Common causes for admission include bronchiolitis (a respiratory infection in babies), asthma exacerbations, jaundice requiring phototherapy, pneumonia and seizures.
11 am: My rounds on the inpatients have to be put on hold for two babies who have been brought back to have their bilirubin levels re-checked. Often newborns are discharged home at just over 24 hrs of life and their bilirubin level may be slightly elevated and need to be repeated to ensure that phototherapy is not needed.
I examine the infants and check with the parents that their babies are breast-feeding well. The phlebotomist comes and draws the blood and I send the babies home. I will call each family if their infant needs to be admitted or needs to have any further checks of the bilirubin done. I send the families home because often the result takes 2 hours to come back!
After rounding, I stop by the labor and delivery nursing station to see if there are any consults for me. Typical consults from L&D include jaundice and any physical abnormalities which are found when a baby is born. Today there are no consults.
I also confirm that there aren't any women who require my presence at their delivery. A pediatrician (or resident) is required at every delivery where there is meconium (the first type of stool that a baby passes) in the amniotic fluid since this is a sign of fetal distress. We also attend any deliveries where there is a concern about the fetal heart rate as well as all C-sections. There is a C-section every day or two.
12:30: I drive to the pediatrician's office (less than 5 minutes away) where Dr. Madden has called in a patient who he would like me to see. I examine the patient and then talk with the family with Dr. Madden.
2pm: I am paged by the nurses on pediatrics. The bilirubin levels are back on this morning's babies. I call one family back and let them know that the level is low and nothing needs to be done. I call the second family and ask them to bring the baby back to the hospital to be admitted for phototherapy since the level is high. The family arrives and I explain the situation and take a bit more history. The nurses bring in the phototherapy bed and put the baby on it. He glows blue.

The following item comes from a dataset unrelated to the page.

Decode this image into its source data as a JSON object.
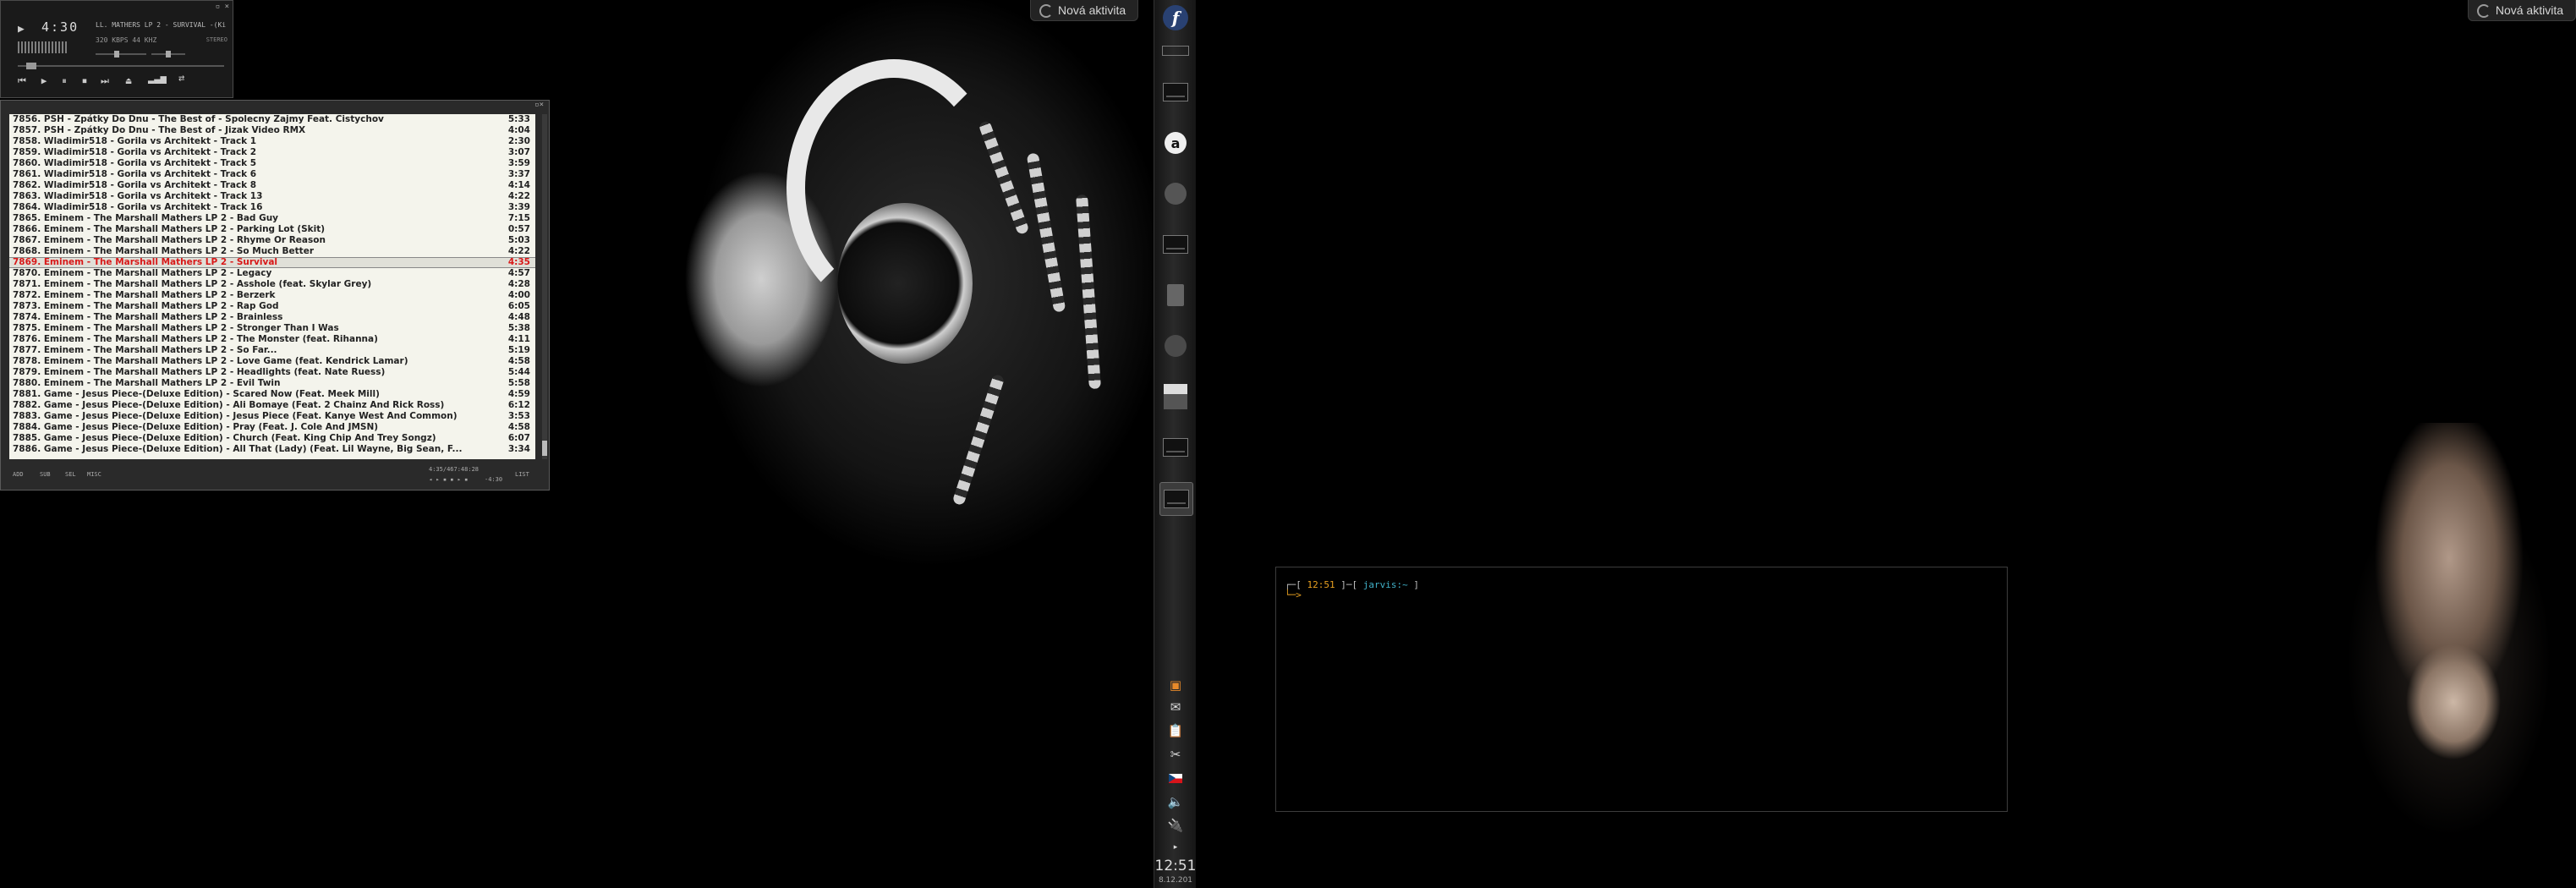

|This isn't my photo, but we use the same beds for phototherapy.|
The phototherapy works by converting bilirubin in the skin into a water soluble form which is then excreted in the urine. I expect that the baby should be able to go home tomorrow. Hopefully before we move to the new hospital.
3:30pm: I go back the the NICU since the parents of one of the babies have come to visit. I want to give them an update on their baby. I discuss how the baby is doing and explain what to expect about how long the baby with be in the NICU for (likely until around the time of his due date). I answer their questions and then head home.

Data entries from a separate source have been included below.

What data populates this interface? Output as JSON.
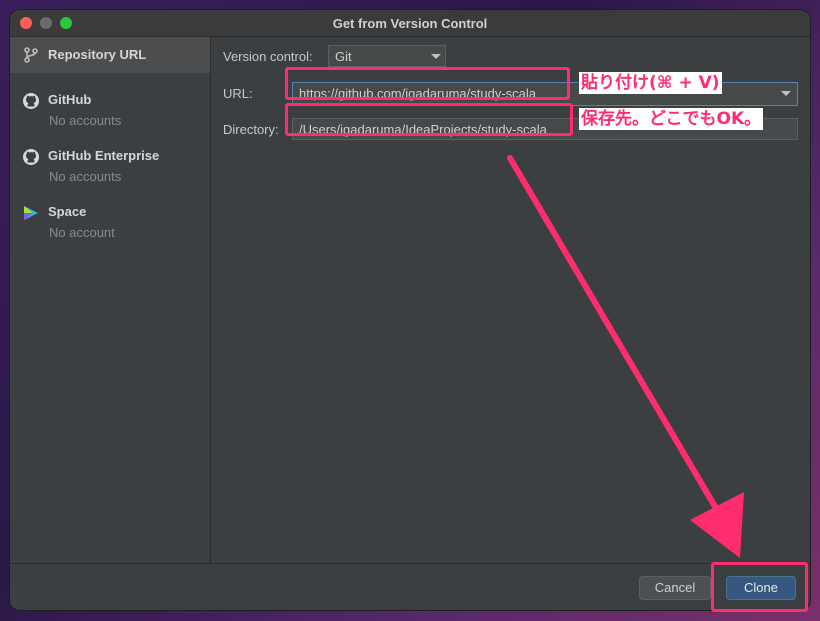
{
  "window": {
    "title": "Get from Version Control"
  },
  "sidebar": {
    "items": [
      {
        "label": "Repository URL",
        "icon": "vcs-branch-icon"
      },
      {
        "label": "GitHub",
        "sub": "No accounts",
        "icon": "github-icon"
      },
      {
        "label": "GitHub Enterprise",
        "sub": "No accounts",
        "icon": "github-icon"
      },
      {
        "label": "Space",
        "sub": "No account",
        "icon": "space-icon"
      }
    ]
  },
  "form": {
    "version_control_label": "Version control:",
    "version_control_value": "Git",
    "url_label": "URL:",
    "url_value": "https://github.com/igadaruma/study-scala",
    "directory_label": "Directory:",
    "directory_value": "/Users/igadaruma/IdeaProjects/study-scala"
  },
  "annotations": {
    "url_note": "貼り付け(⌘ + V)",
    "directory_note": "保存先。どこでもOK。"
  },
  "buttons": {
    "cancel": "Cancel",
    "clone": "Clone"
  },
  "colors": {
    "highlight": "#ff2d6f",
    "accent_button": "#365880",
    "panel": "#3c3f41"
  }
}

|Nursing station on the pediatric ward.|
APGAR is a score given to all babies at 1, 5, and 10 minutes based on their colour, heart rate, respiratory effort, tone and irritability. Each category gets a score out of 2, for a maximum of 10. It helps us know if the baby had any distress at birth.
9:00pm: I'm at home when I receive a page from the NICU nurse. The obstetrician is going to do a C-section soon.

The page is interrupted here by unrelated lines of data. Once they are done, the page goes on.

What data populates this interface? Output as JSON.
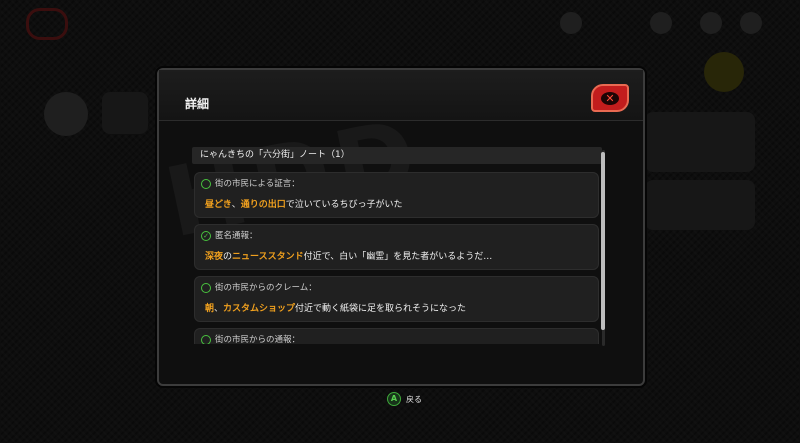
{
  "modal": {
    "title": "詳細",
    "close_icon": "close-icon",
    "list_header": "にゃんきちの「六分街」ノート（1）",
    "entries": [
      {
        "title": "街の市民による証言：",
        "checked": false,
        "text": [
          {
            "t": "昼どき",
            "hl": true
          },
          {
            "t": "、",
            "hl": false
          },
          {
            "t": "通りの出口",
            "hl": true
          },
          {
            "t": "で泣いているちびっ子がいた",
            "hl": false
          }
        ]
      },
      {
        "title": "匿名通報：",
        "checked": true,
        "text": [
          {
            "t": "深夜",
            "hl": true
          },
          {
            "t": "の",
            "hl": false
          },
          {
            "t": "ニューススタンド",
            "hl": true
          },
          {
            "t": "付近で、白い「幽霊」を見た者がいるようだ…",
            "hl": false
          }
        ]
      },
      {
        "title": "街の市民からのクレーム：",
        "checked": false,
        "text": [
          {
            "t": "朝",
            "hl": true
          },
          {
            "t": "、",
            "hl": false
          },
          {
            "t": "カスタムショップ",
            "hl": true
          },
          {
            "t": "付近で動く紙袋に足を取られそうになった",
            "hl": false
          }
        ]
      },
      {
        "title": "街の市民からの通報：",
        "checked": false,
        "text": []
      }
    ]
  },
  "footer": {
    "button_glyph": "A",
    "label": "戻る"
  },
  "colors": {
    "accent_orange": "#f0a01e",
    "check_green": "#48c23e",
    "close_red": "#c21d1d"
  }
}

11:15pm: Another page, this time telling me that the mother is being brought down to the operating room to start the C-section. I head over to the hospital and get dressed for the OR (I put a gown over my clothes since you're not allowed to wear regular clothes in the OR). The baby comes out crying and no resuscitation is needed. We bring the baby to the NICU to be observed until the mom is awake and in her room (usually a couple of hours).
Midnight: I go home and try to get some sleep before the next call. Thankfully I am able to sleep until 8am when I'm back at the hospital for another full day of work.